A well-known XIV-century architect, Nicolas de Chaumes, worked on the west façade, two of whose portals are of that period, and one of the XV century. Unfortunately, use was made of a soft stone which time has sadly eroded. Flamboyant Gothic sculpture, with foliage in gracious disorder, appears in the western bays: the undulating flora of the XIV century, and the nervous, deeply indented, pointed leaves of the XV century when such complicated forms as the curly cabbage were taken as models. Wiser were the earlier sculptors who had interpreted and arranged their leaves with architectural fitness. The south portal of Meaux’s transept must have had in mind St. Stephen’s door of the cathedral at Paris. At Meaux the sculptured figures show certain mannerisms, such as the throwing out of one hip, a trait soon to be exaggerated. The carvings throughout the church were mutilated by the Huguenots in 1562, and from that date no further work was done on the edifice. One tower of the façade remains painfully stunted.

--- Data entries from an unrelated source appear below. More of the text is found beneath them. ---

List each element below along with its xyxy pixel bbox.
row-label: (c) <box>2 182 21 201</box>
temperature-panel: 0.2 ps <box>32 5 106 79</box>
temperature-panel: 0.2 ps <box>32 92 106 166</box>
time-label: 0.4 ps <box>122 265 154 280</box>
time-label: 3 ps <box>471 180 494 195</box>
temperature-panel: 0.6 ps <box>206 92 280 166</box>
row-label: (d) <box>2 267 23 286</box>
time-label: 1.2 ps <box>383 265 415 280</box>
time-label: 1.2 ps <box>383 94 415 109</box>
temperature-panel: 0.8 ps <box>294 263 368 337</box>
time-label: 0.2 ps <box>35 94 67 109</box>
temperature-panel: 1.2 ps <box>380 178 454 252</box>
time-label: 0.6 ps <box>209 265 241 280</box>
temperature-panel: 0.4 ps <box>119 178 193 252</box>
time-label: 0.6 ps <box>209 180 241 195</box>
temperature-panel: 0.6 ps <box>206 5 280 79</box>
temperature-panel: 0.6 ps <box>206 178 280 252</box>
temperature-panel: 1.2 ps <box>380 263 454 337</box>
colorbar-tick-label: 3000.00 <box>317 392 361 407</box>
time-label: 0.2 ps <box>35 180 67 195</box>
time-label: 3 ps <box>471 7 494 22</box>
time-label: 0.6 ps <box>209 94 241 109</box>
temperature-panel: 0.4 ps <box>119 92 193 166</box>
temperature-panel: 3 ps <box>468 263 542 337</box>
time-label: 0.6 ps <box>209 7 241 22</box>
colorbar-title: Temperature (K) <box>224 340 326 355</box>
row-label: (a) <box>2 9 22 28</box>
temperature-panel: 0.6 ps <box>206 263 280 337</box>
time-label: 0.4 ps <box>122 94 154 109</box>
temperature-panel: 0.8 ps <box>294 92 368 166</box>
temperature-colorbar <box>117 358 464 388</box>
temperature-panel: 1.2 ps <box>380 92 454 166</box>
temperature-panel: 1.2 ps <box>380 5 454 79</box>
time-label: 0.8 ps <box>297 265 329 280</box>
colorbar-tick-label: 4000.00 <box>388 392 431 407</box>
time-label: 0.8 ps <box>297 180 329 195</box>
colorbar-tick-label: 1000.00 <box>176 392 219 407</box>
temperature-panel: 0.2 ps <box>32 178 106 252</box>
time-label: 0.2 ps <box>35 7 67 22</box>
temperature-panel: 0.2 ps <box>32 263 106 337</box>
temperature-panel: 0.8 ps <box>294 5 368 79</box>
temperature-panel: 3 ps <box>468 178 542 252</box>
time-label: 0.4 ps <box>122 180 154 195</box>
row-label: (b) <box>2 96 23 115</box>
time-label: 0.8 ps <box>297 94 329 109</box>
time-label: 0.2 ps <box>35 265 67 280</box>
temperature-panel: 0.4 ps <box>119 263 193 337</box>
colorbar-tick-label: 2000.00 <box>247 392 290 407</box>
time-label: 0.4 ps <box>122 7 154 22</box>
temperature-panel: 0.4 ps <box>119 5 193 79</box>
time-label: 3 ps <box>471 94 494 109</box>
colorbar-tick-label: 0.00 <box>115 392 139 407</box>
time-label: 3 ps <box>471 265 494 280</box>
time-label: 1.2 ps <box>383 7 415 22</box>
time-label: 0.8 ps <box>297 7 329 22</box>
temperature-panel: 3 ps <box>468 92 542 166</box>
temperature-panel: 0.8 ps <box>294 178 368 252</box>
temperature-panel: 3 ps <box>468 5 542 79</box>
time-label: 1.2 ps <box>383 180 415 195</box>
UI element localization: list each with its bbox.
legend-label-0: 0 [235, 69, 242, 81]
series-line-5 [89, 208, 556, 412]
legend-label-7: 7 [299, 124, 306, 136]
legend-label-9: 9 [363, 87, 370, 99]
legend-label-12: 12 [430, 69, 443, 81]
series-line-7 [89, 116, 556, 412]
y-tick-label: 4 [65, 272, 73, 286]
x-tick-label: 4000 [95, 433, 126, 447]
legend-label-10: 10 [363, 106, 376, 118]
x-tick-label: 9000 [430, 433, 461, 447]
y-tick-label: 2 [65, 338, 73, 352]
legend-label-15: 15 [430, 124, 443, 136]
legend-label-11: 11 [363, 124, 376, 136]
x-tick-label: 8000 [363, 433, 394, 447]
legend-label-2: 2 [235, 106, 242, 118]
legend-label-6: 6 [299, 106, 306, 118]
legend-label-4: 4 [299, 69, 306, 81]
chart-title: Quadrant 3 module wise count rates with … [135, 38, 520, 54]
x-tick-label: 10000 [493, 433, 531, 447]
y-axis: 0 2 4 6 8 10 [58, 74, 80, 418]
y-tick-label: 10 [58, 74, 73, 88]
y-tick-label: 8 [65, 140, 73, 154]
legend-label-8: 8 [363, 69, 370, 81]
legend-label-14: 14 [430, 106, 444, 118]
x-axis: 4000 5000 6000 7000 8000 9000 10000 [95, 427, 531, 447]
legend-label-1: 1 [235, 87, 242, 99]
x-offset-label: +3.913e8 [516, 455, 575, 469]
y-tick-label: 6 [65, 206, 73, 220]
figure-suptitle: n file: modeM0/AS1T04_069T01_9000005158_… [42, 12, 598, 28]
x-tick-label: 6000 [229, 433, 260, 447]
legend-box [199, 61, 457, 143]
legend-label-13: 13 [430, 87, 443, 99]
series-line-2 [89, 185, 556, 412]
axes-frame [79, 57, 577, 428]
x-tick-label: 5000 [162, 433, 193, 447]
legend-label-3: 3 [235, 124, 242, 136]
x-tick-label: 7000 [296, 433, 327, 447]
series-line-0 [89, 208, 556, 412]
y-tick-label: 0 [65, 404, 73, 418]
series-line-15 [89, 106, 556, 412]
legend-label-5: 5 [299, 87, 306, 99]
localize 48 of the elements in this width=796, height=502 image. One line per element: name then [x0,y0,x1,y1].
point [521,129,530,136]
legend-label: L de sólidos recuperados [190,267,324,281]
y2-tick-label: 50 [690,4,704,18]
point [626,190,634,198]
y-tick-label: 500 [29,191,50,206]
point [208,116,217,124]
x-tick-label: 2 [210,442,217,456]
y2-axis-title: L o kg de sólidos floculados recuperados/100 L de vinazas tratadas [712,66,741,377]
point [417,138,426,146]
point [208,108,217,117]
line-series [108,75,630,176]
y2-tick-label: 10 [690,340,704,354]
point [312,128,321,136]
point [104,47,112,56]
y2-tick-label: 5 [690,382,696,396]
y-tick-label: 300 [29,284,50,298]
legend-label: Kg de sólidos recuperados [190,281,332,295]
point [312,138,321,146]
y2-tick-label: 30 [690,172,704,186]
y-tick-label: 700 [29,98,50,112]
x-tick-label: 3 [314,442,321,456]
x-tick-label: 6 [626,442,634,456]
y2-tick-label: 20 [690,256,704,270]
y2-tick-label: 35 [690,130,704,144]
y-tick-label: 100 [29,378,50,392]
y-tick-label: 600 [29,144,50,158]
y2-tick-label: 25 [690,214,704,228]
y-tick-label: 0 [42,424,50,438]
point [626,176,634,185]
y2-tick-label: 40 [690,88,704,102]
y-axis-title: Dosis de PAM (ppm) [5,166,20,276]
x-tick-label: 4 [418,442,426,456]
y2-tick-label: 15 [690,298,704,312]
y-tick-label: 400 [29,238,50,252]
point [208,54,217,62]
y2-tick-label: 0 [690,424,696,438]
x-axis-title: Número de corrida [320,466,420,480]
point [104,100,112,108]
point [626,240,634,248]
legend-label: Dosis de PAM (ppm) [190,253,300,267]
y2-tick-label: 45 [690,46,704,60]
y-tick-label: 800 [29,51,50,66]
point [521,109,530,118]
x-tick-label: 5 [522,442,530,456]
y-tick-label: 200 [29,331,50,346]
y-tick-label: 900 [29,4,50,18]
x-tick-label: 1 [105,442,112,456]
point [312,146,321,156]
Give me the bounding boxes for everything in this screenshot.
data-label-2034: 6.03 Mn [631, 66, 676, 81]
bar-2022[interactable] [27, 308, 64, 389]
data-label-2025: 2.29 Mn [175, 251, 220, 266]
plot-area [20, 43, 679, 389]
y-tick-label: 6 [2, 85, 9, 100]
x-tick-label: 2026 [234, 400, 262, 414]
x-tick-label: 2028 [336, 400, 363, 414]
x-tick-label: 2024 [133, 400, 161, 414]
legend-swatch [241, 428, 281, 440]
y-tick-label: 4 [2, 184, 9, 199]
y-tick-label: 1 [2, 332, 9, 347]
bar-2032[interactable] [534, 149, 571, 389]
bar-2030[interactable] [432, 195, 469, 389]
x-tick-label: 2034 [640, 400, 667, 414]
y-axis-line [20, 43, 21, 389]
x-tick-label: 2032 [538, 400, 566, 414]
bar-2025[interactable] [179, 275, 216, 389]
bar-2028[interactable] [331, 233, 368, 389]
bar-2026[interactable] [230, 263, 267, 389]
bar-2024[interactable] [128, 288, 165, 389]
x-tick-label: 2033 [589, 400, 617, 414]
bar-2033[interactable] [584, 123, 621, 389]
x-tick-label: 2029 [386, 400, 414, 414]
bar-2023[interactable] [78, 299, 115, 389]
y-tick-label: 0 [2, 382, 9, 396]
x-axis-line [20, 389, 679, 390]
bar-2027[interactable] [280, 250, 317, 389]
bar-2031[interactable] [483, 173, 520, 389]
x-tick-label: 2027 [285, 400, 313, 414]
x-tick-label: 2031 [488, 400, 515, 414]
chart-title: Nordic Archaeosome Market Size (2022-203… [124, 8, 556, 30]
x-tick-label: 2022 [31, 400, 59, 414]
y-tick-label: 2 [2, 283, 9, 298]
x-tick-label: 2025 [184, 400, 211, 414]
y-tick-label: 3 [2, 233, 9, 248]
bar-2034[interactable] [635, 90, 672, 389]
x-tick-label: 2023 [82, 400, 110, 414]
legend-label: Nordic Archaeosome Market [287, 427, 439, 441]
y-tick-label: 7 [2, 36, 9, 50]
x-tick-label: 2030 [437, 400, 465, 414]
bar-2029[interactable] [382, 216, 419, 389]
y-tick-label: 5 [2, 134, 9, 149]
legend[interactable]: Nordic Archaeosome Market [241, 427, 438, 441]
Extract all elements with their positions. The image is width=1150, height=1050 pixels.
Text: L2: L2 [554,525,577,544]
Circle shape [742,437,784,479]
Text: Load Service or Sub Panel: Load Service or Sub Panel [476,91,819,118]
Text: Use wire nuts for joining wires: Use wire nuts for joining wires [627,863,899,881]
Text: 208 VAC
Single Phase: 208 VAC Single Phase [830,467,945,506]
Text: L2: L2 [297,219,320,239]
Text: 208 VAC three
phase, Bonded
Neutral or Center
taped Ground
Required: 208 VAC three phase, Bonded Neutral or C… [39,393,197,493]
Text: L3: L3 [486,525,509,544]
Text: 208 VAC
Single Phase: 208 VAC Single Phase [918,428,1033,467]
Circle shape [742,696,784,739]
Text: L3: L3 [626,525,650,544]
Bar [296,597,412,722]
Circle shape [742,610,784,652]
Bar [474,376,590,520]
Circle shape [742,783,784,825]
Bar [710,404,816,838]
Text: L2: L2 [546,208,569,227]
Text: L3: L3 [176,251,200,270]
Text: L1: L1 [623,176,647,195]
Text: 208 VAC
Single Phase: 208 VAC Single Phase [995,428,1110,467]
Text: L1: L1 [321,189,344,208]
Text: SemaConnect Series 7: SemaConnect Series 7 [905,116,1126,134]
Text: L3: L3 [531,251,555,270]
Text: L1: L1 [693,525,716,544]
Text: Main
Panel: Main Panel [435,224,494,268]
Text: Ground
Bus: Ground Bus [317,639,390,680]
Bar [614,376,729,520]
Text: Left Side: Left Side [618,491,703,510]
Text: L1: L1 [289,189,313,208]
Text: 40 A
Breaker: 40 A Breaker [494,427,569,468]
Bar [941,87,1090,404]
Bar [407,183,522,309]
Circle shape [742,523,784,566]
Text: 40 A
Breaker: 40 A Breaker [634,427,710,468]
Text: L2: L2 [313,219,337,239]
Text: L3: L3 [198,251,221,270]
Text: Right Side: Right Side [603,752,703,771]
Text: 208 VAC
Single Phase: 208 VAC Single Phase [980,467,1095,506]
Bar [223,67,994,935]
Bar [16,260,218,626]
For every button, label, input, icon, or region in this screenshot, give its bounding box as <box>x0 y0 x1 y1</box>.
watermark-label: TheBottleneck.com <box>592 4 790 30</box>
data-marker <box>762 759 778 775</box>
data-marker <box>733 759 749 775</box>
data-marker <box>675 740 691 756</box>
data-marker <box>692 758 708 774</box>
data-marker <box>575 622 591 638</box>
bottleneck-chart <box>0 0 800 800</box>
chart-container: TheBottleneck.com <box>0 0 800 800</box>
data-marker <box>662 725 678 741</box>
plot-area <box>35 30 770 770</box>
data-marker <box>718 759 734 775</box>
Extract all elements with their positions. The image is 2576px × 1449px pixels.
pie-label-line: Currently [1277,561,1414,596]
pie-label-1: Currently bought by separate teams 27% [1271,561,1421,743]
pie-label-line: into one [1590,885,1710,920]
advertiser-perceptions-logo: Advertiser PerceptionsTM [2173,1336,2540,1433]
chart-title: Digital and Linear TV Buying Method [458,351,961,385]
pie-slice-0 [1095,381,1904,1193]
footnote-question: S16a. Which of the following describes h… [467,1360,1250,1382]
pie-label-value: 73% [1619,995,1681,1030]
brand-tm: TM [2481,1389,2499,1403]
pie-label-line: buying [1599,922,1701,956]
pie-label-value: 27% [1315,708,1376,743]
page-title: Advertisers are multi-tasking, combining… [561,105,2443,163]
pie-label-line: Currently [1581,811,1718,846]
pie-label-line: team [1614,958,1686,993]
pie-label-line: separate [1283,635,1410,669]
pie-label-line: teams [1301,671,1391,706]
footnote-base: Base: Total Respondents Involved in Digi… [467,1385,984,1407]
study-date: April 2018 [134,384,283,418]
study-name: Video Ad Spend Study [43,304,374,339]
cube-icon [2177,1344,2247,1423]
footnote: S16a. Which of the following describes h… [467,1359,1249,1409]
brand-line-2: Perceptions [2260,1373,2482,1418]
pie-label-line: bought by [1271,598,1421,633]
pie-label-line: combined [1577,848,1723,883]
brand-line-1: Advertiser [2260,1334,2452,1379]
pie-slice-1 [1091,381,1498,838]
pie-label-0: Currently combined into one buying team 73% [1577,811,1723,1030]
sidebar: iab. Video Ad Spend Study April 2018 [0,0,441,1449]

The church of Meaux would stand well in the front rank of Gothic cathedrals were it not for certain flaws of proportion. Such exceptionally high side aisles call for a nave twice as long, and the clearstory appears dwarfed by the lofty pier arcades of the chevet. Yet though made piecemeal, and without uniformity of style in its main parts, Meaux possesses a unity of its own, and its effect as a whole is one of elegance and even radiance.
The tomb of its greatest bishop is an immense slab of marble in the pavement of the choir. Bossuet devoted himself to his diocese for over twenty years (1681-1704). Frequently he preached in the cathedral built by the generosity of Jeanne of Champagne, the founder of the College of Navarre, where he had studied in his youth. There is something akin in Meaux Cathedral to the high soul and courtliness of Bossuet. The two most religious and national epochs in French history were the XIII and XVII centuries.
Few churches in France present a better setting for a festival of solemn joy than the cathedral of Meaux. It is the church for Noël, for the white radiance of First Communion gatherings, for the Te Deum of victory. Fitting is it that the victory of the Marne should here have become a personal heritage. At the very gates of Meaux came the turning of the tide on September 5, 1914, when the thunderous advance on Paris was suddenly arrested. The password for that day of miracle was “Jeanne d’Arc.” Near by, on the Oureq, Jeanne’s troubadour, Péguy,[102] fell on that same September 5th, he who had chanted prophetically:
Heureux ceux qui sont mort pour une juste guerre ...
Heureux les épis murs et les blés moissonnés,
Heureux ceux qui sont mort dans les grandes batailles,
Couchés dessus le sol à la face de Dieu.
Close to Meaux the battle raged outside, and the wounded, in bewildering numbers, were carried into the desolated town which lacked a civic head. The bishop of Meaux, Monseigneur Marbeau, stepped forth as the accepted leader, as in the time of those earlier invasions when the bishops of Gaul saved Latin civilization.
Again, in 1918, the invader drew perilously near, and a second victory of the Marne swept back the avalanche. From the fields around the city forever will an invisible white army of martyrs swell this cathedral’s Te Deum. In Meaux on the Marne, God will always be the omnipotent Lord God of Battles, the Dominus Deus Sabaoth of the great hymn of thanksgiving.[103]